According to FTW, the labor market is considered “hot” when there is a high and unmet demand for labor, and a “cooling” occurs when labor demand and hiring begin to slow. National job openings reached a recent low at the end of February 2023 (9.97 million), signaling a slow in labor demand, but that trend has not been consistent across industries. For instance, from March to April 2023, the leisure and hospitality industry gained 154,000 new employees, while manufacturing employment decreased by 38,000.
At this time, conditions remain favorable for employees because, as outlined in FTW’s August 2022 Florida Workforce Update, quit rates, or the number of employees leaving a job by their own volition as a percentage of total employment, have not yet fallen to pre-pandemic levels. They are hovering around 2.6 percent nationally, and in Florida, they remain at three percent.

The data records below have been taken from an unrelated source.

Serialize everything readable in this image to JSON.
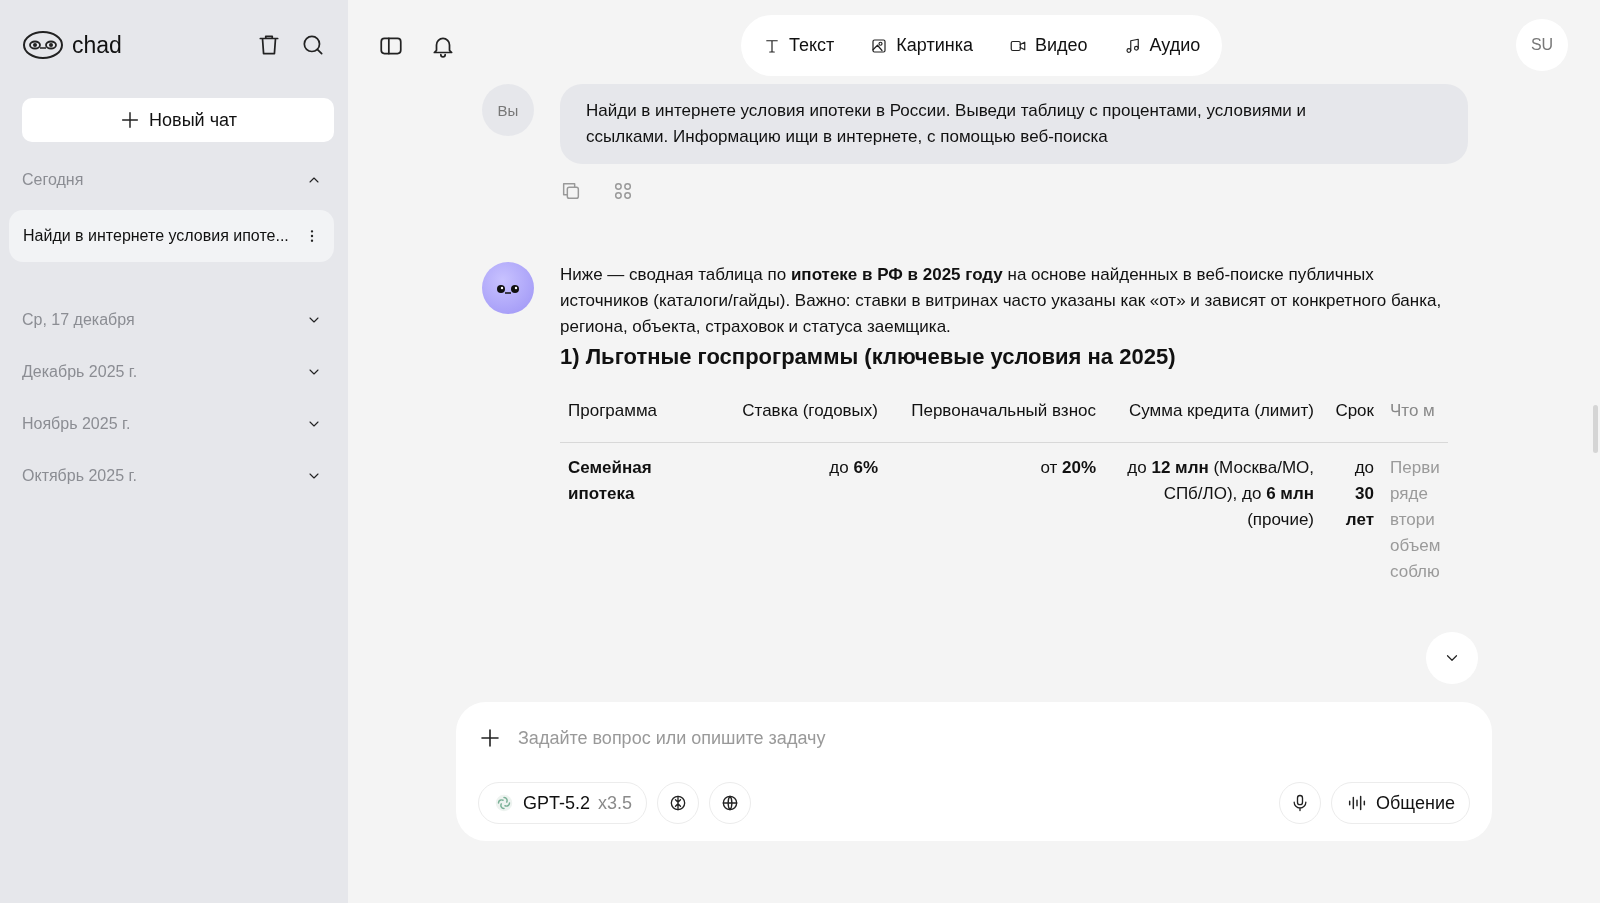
{
  "sidebar": {
    "brand": "chad",
    "new_chat": "Новый чат",
    "sections": [
      {
        "title": "Сегодня",
        "expanded": true,
        "items": [
          {
            "title": "Найди в интернете условия ипоте...",
            "selected": true
          }
        ]
      },
      {
        "title": "Ср, 17 декабря",
        "expanded": false
      },
      {
        "title": "Декабрь 2025 г.",
        "expanded": false
      },
      {
        "title": "Ноябрь 2025 г.",
        "expanded": false
      },
      {
        "title": "Октябрь 2025 г.",
        "expanded": false
      }
    ]
  },
  "modes": [
    {
      "kind": "text",
      "label": "Текст"
    },
    {
      "kind": "image",
      "label": "Картинка"
    },
    {
      "kind": "video",
      "label": "Видео"
    },
    {
      "kind": "audio",
      "label": "Аудио"
    }
  ],
  "user_avatar": "SU",
  "messages": [
    {
      "kind": "user",
      "avatar": "Вы",
      "text": "Найди в интернете условия ипотеки в России. Выведи таблицу с процентами, условиями и ссылками. Информацию ищи в интернете, с помощью веб-поиска"
    },
    {
      "kind": "assistant",
      "text": "Ниже — сводная таблица по **ипотеке в РФ в 2025 году** на основе найденных в веб-поиске публичных источников (каталоги/гайды). Важно: ставки в витринах часто указаны как «от» и зависят от конкретного банка, региона, объекта, страховок и статуса заемщика.",
      "heading": "1) Льготные госпрограммы (ключевые условия на 2025)",
      "table": {
        "columns": [
          "Программа",
          "Ставка (годовых)",
          "Первоначальный взнос",
          "Сумма кредита (лимит)",
          "Срок",
          "Что м"
        ],
        "rows": [
          [
            [
              "**Семейная ипотека**"
            ],
            [
              "до **6%**"
            ],
            [
              "от **20%**"
            ],
            [
              "до **12 млн** (Москва/МО,",
              "СПб/ЛО), до **6 млн**",
              "(прочие)"
            ],
            [
              "до",
              "**30**",
              "**лет**"
            ],
            [
              "Перви",
              "ряде",
              "втори",
              "объем",
              "соблю"
            ]
          ]
        ]
      }
    }
  ],
  "composer": {
    "placeholder": "Задайте вопрос или опишите задачу",
    "model": "GPT-5.2",
    "multiplier": "x3.5",
    "voice": "Общение"
  }
}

Moving forward, however, FTW suggests employers may gain back some leverage if job openings and wage growth continue to decline. The ratio of job vacancies to unemployment can be used to evaluate this leverage. To illustrate, in February 2023, there was one unemployed person in the U.S. for every 1.7 vacant jobs, a decline from 1.9 in January 2023.
In Florida, labor market conditions have remained relatively “warm,” with an estimated 2.5 vacant jobs reported for every unemployed person in the state. While the state was recently recognized for having the highest economic performance nationwide, making it a desirable location for both individuals and businesses looking to relocate, workforce shortages may persist. Many elderly residents are not joining or will soon be phasing out of the workforce, which is a concern for employers looking to hire for their growing businesses.